Over the weekend, his security forces violently dispersed two protests against Abbas' security coordination with Israel and a planned meeting with Israeli Vice Premier Shaul Mofaz. The meeting was later postponed.
Officers and plainclothes agents scuffled with dozens of young demonstrators, and kicked and beat several of them.
To the international community, the Jenin area, a former terrorist stronghold, had become a symbol of Abbas' ability to assert control successfully. The recent violence has threatened to spoil that perception.
The situation "reached a level where it was hurting the faction (Fatah) and the reputation of the security forces, and the president decided to intervene," said Azmi Shuaibi, an independent Palestinian lawmaker.
Senior Fatah officials did not criticize the crackdown publicly, though local leaders in the Jenin district argued that disarming Fatah loyalists will leave them vulnerable in case of renewed clashes with the movement's main political rival, the Islamic Hamas terror organization. Five years ago, Hamas and Fatah fought a brief civil war in the Gaza Strip, ending with a Hamas takeover of Gaza that left Abbas with only the West Bank.
Even Fatah lawmaker Shami al-Shami, who was shot and wounded in an ambush outside his home in the Jenin refugee camp over the weekend, opposes a large-scale weapons roundup, saying only troublemakers should be targeted.
"If the Palestinian Authority takes my weapon from me, and tomorrow the Authority cannot protect me, Hamas people will come and attack me," said al-Shami, his wounded right leg propped up on a pillow as he received well-wishers in his brother's living room.
There were no suspects in the attack on al-Shami, a former Palestinian security official, said the new district governor, Talal Dweikat.
The Jenin district is the largest contiguous area under Palestinian self-rule. Israel retains overall control of the West Bank, an area it captured in 1967, along with the Gaza Strip and east Jerusalem. Palestinians have limited autonomy in 38% of the West Bank.
Since the 2007 Hamas takeover of Gaza, Abbas has gradually asserted control in the self-rule areas, clamping down on Hamas while trying to co-opt Fatah-linked gunmen who had fought Israeli troops during a Palestinian uprising a decade ago.

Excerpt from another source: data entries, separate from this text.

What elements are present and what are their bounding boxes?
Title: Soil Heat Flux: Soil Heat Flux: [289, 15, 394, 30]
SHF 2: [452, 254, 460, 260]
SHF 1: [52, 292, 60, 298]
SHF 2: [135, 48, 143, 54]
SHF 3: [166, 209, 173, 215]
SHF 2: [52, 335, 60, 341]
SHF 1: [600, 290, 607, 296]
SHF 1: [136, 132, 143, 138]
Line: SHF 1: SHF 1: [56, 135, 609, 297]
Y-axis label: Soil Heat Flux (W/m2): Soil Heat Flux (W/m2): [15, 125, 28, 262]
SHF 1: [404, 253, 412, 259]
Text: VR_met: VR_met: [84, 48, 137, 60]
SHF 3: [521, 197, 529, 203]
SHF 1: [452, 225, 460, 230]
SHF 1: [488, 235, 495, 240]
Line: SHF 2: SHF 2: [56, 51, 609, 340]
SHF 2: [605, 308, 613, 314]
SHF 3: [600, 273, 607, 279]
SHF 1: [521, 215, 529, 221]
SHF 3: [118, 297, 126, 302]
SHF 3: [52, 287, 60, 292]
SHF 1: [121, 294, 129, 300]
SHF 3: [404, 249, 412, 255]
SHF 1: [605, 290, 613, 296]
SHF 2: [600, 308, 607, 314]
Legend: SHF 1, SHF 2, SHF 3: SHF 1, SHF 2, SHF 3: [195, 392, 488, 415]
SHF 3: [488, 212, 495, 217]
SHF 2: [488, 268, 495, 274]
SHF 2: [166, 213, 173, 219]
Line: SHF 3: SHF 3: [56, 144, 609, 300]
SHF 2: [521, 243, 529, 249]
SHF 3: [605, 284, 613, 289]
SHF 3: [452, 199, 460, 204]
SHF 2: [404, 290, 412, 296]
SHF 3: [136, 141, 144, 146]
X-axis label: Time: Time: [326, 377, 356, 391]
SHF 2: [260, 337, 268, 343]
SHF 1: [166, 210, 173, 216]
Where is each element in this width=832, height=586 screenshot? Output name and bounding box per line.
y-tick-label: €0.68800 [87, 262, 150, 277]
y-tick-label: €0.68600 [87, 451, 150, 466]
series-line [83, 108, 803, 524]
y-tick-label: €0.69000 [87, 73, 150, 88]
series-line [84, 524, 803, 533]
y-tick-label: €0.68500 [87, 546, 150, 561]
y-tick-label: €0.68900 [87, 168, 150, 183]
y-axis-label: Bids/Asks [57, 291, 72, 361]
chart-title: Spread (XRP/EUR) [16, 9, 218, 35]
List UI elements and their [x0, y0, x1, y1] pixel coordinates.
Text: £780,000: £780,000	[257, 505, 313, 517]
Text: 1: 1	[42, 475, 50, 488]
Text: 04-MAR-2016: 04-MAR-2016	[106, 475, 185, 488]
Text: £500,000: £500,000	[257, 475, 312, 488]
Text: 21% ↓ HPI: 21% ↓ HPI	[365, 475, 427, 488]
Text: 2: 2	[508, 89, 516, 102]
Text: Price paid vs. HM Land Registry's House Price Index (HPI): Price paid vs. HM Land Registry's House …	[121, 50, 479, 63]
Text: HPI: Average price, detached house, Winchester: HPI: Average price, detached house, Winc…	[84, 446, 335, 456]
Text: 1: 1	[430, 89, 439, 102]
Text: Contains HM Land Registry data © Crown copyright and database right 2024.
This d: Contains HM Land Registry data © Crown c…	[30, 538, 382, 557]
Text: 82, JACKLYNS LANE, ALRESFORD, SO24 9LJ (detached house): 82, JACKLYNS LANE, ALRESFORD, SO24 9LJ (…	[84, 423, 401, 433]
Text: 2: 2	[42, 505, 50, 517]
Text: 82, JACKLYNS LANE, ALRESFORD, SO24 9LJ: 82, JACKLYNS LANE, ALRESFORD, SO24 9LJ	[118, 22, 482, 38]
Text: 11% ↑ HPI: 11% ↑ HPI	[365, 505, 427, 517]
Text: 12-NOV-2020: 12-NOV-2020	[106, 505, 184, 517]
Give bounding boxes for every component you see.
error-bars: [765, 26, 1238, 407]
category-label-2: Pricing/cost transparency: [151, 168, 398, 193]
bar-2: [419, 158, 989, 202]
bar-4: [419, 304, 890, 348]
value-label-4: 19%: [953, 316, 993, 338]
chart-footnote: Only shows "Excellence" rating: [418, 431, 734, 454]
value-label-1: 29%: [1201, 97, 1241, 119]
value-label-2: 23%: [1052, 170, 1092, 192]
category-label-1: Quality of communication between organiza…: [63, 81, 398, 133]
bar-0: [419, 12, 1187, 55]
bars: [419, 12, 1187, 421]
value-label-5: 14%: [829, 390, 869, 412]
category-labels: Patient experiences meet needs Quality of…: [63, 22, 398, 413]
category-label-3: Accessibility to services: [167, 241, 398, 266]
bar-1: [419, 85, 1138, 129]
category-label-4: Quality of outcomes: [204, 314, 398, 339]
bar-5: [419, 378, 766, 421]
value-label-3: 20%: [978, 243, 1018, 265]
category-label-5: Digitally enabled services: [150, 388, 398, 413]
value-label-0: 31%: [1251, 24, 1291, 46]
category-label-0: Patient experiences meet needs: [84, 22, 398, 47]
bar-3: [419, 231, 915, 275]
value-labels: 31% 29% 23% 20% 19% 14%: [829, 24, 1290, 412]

Some of the armed Fatah loyalists were given security jobs, while others were persuaded to disband their squads.
The performance of Abbas' security forces, key to buttressing Palestinian claims for independence, has won Israeli praise in recent years. At the same time, Palestinian officials complain that Israeli restrictions on the movement of the Palestinian security forces and frequent Israeli army incursions into self-rule areas hamper their efforts.
In Jenin, the equilibrium seemed to hold for a while, but several shootings attracted new attention to the once troubled district.
In April 2011, a masked gunman shot and killed well-known Israeli actor Juliano Mer Khamis, son of a Jewish mother and a Palestinian father, who had founded a community theater in the Jenin camp to provide a means of peaceful protest against Israeli occupation. In a brazen daytime attack, the killer stopped the actor's car near the theater, fired several shots and escaped.
A "no weapons allowed" sign still marks the entrance to the Freedom Theater, but the admonition clearly never applied to the rest of the Jenin camp, the epicenter of what Damiri said was the most extensive weapons crackdown since 2007.
Among the high-profile detainees is Zakarya Zubeidi, the most famous gunman in the Jenin camp. Zubeidi was arrested after the attack on the governor, though security officials would not say if he was a suspect.
Dweikat, the new governor, said rules have changed in his district.
"Those who enter the circle of chaos" will not be able to hide behind their rank or political affiliation, he said.